Prenez Gérald Darmanin, ministre de l’Action et des Comptes publics. Le 18 mars dernier, sur BFMTV, il lançait : « La meilleure prime qu’on peut donner aux soignants, c’est de respecter les gestes sanitaires ». On peut aussi les applaudir tous les soirs à 20h. Malheureusement, la prime de 1000 euros promise par le gouvernement ne concerne pas les salariés du public…
Au contraire, l’État semble bien parti pour continuer son entreprise de destruction du service public, aux premiers rangs desquels l’hôpital. Ainsi, le directeur de l’ARS Grand Est Christophe Lannelongue n’éprouve point de honte lorsqu’il explique que la suppression de 598 emplois et 174 lits à l’hôpital de Nancy sera maintenue après la crise. [1] Ses propos ont provoqué un véritable tollé. Mais regardez bien ce qu’en dit le ministre de la Santé Olivier Véran :
« L’heure viendra de tirer les enseignements de cette crise sans précédent et de refonder notre Hôpital [...] tous les plans de réorganisations sont évidemment suspendus à la grande consultation qui suivra. »
Même son de cloches du côté de Matignon, où Édouard Philippe assure que les plans de réorganisation des établissements de santé sont « évidemment suspendus ».
« Suspendus »...
Celui qui parle le mieux du monde d’après, c’est bien le Premier ministre. Sur TF1, interpellé au sujet de l’avenir de l’hôpital public, il concède : « Nous allons tirer les leçons de cette crise sanitaire, même si aucun système sanitaire n’a été conçu pour faire face à une telle pandémie. Nous donnerons les moyens à l’hôpital pour se reconstruire. Un plan massif d’investissements a été annoncé par le chef de l’État. »
Là encore, le choix des mots est d’une importance capitale.

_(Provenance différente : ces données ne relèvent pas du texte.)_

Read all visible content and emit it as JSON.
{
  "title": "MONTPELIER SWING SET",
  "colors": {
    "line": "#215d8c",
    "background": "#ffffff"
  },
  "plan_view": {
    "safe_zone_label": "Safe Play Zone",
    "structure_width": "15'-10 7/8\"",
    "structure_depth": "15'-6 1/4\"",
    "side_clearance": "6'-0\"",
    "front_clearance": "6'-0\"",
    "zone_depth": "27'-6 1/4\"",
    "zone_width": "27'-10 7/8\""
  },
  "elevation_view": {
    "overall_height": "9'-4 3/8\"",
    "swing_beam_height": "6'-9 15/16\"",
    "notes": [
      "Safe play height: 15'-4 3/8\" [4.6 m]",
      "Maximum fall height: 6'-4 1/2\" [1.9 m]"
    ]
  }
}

Édouard Philippe sous-entend que l’état de notre système de santé n’a pas d’influence sur notre capacité à faire face à une pandémie telle que celle du Covid-19. En d’autres termes : ça n’est pas parce qu’on va remettre des lits, des moyens et des soignants que ça ira mieux la prochaine fois. Vous l’avez ? Le « plan massif » promis ne fera pas table rase.
Que valent les mots d’Olivier Véran face à tout cela ? Quand il assure que « cette crise sanitaire traduit la nécessité de réinventer le modèle de l’hôpital », que faut-il en penser ? La Macronie découvre du jour au lendemain les bienfaits de l’État-providence – et les méfaits du néolibéralisme – et donc ils abandonneraient toutes leurs convictions ? Certes, avec la crise, le gouvernement a mis en sommeil la réforme des retraites, celle des APL ou encore celle de l’assurance-chômage. Leur politique serait donc néfaste en temps de crise, mais bonne pour la société en temps normal ? Comptez sur eux pour reprendre comme en 40 une fois la pandémie terminée !
Il suffit de les écouter parler. Voici le député LREM François de Rugy : « Ceux qui appellent à tout changer "après" veulent en général nous resservir ce qu’ils pensaient avant. Tout change et rien ne change. Il faudra se débarrasser des œillères et des réflexes idéologiques. » Et sa collègue de l’Assemblée Olivia Grégoire : « Si on veut que le capitalisme perdure, il va falloir qu’il soit sacrément mieux régulé ».
Le « nouveau monde » ne sera pas le « monde d’après ».